27 July 2007

None dare call it

R. U. Sirius interviews David Talbot about his book Brothers: The Hidden History of the Kennedy Years, and it's like James Ellroy's American Tabloid on acid. Literally, in parts.
Mary Meyer met JFK when they were both in prep school.... By the early 60s, Mary Meyer was kind of a pre-hippie hippie. She was an artist and a painter living in Georgetown. And she had divorced her husband and she was having an affair with the President. And I think it was quite a serious relationship—it wasn't one of these fiddle-and-faddle kind of flings that Kennedy would have.
....
And in this idyllic period in the early '60s, she was taken with the idea that peace, love and drugs could change the world. Specifically, she was out to turn on the world's leaders to the idea that they don't have to be in a constant state of war. So she went to Harvard, where Timothy Leary, of course, was still a respected professor in those days.
....
She was setting up these acid experiments involving some of the more prominent men in Washington. She was doing this through their mistresses and wives.
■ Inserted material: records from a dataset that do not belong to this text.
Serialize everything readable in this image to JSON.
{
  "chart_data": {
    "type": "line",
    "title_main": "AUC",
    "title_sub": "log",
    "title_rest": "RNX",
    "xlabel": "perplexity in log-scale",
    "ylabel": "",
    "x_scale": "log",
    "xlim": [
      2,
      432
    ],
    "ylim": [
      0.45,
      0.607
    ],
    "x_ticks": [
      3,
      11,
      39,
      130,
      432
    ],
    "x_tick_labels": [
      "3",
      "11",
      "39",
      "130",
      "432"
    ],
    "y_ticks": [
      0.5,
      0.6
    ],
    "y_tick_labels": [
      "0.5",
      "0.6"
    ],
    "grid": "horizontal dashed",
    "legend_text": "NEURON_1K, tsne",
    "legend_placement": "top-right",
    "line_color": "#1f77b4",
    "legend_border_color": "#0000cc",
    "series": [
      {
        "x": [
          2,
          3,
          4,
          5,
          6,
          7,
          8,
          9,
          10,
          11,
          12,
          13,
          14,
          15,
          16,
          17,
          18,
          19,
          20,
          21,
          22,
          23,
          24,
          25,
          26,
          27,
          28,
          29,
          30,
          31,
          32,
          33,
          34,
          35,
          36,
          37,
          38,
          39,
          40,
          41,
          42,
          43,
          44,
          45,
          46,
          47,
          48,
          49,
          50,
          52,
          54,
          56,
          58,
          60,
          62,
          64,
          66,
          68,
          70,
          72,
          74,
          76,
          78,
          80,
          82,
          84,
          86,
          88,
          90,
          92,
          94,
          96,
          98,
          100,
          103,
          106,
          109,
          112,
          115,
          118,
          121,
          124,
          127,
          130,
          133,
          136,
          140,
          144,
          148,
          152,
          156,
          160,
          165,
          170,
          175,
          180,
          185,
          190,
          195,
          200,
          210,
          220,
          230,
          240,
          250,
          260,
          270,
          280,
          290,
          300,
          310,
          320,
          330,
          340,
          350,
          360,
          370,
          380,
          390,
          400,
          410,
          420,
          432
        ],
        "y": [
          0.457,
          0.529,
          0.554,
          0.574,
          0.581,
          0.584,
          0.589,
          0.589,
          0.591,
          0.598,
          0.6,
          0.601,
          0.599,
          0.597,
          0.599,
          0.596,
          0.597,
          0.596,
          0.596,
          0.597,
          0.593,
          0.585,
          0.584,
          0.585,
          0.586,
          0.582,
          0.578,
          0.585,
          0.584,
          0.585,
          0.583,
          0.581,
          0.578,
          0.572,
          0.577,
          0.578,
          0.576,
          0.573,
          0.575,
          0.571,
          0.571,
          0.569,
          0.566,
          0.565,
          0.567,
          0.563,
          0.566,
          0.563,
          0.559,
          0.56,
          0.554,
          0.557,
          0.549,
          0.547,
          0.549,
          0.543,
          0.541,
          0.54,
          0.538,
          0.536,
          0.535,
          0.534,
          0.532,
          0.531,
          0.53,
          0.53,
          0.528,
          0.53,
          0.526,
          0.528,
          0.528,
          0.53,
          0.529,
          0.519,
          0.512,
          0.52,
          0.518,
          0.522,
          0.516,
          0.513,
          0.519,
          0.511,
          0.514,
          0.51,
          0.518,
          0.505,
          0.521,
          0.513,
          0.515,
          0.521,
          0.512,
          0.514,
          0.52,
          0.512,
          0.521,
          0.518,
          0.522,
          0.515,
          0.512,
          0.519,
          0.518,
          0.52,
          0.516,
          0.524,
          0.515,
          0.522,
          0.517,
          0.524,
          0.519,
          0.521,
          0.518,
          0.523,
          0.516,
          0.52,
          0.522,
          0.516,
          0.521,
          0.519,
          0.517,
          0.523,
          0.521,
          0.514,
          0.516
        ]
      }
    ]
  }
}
Apparently, she has some of these sessions, and she thought they were succeeding quite well.
....
About a year after the assassination, he looked up Mary Meyer and found out to his horror that she had also died a violent death while walking on a towpath along a canal in Washington. In broad daylight, a man came up to her and killed her, execution style—shot her through the head and the heart. She wasn't sexually violated and nothing was stolen. It was just an execution-style murder that was never solved.
History is full of weird stuff.

In the interview, Mr Talbot also provides a lucid, un-zany overview of the Bay of Pigs misadventure, both Kennedy assassinations, and the Civil Rights Movement during the Kennedy administrations.